Staff turnover at THE SUITES AT JORDAN RIVER is high. At 73%, the facility is 26 percentage points above the Tennessee average of 46%. Registered Nurse turnover is particularly concerning at 73%. RNs handle complex medical decisions and coordinate care — frequent RN changes can directly impact care quality. High turnover means new staff may not know residents' individual needs, medications, or preferences. It can also be disorienting for residents, especially those with dementia who rely on familiar faces. Families should ask: What is causing the turnover? What retention programs are in place? How do you ensure care continuity during staff transitions?

Was The Suites At Jordan River Ever Fined?

THE SUITES AT JORDAN RIVER has been fined $27,169 across 7 penalty actions. This is below the Tennessee average of $33,351. While any fine indicates a compliance issue, fines under $50,000 are relatively common and typically reflect isolated problems that were subsequently corrected. Families should ask what specific issues led to these fines and confirm they've been resolved.

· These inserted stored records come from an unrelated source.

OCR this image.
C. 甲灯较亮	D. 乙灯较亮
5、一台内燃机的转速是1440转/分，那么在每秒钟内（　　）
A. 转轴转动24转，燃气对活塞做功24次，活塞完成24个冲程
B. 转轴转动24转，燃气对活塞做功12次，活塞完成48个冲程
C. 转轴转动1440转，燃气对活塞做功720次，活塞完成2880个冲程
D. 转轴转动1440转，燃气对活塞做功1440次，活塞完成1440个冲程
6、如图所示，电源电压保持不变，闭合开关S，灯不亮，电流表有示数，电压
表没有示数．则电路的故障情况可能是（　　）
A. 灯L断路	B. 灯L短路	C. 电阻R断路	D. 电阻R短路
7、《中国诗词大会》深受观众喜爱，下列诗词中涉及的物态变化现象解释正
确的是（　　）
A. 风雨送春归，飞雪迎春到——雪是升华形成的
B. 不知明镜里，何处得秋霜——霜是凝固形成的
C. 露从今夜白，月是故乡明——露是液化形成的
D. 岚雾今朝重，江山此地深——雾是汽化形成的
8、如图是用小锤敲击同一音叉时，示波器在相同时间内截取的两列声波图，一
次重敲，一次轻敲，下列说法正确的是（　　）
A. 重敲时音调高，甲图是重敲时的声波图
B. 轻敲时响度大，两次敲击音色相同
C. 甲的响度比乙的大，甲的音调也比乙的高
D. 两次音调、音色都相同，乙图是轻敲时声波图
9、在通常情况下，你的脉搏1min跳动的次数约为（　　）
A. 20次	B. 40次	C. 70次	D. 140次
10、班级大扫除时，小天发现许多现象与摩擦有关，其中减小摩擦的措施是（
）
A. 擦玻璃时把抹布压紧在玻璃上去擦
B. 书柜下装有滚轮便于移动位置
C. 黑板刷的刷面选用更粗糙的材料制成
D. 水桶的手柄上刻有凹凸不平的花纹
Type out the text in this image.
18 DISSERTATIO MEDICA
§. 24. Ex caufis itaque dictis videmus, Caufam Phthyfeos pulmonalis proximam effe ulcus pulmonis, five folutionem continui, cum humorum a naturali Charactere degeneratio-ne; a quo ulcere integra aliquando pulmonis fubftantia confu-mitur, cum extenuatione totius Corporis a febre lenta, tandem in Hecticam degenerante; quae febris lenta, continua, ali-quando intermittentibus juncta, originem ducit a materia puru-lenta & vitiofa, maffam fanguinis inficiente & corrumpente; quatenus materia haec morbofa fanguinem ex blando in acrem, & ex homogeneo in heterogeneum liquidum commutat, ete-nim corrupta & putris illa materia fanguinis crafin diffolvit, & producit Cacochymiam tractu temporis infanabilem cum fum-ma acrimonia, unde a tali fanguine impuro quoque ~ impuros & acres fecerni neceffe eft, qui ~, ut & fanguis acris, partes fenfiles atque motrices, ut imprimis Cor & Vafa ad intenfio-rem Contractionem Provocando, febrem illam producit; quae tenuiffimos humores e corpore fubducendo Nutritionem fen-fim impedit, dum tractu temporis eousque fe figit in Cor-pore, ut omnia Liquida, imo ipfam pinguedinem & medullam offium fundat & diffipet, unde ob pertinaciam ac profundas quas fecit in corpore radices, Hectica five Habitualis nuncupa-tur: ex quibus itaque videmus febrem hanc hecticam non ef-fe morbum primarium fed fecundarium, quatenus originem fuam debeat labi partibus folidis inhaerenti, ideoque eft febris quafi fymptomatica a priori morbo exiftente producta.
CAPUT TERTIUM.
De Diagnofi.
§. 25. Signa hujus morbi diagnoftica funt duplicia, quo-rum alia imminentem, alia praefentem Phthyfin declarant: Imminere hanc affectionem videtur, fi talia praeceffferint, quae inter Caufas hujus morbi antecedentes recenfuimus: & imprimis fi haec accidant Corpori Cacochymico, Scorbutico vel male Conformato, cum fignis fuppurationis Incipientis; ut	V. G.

Is The Suites At Jordan River on Any Federal Watch List?

THE SUITES AT JORDAN RIVER is not on any federal watch list. The most significant is the Special Focus Facility (SFF) program, which identifies the bottom 1% of nursing homes nationally based on persistent, serious quality problems. Not being on this list means the facility has avoided the pattern of deficiencies that triggers enhanced federal oversight. This is a positive indicator, though families should still review the facility's inspection history directly.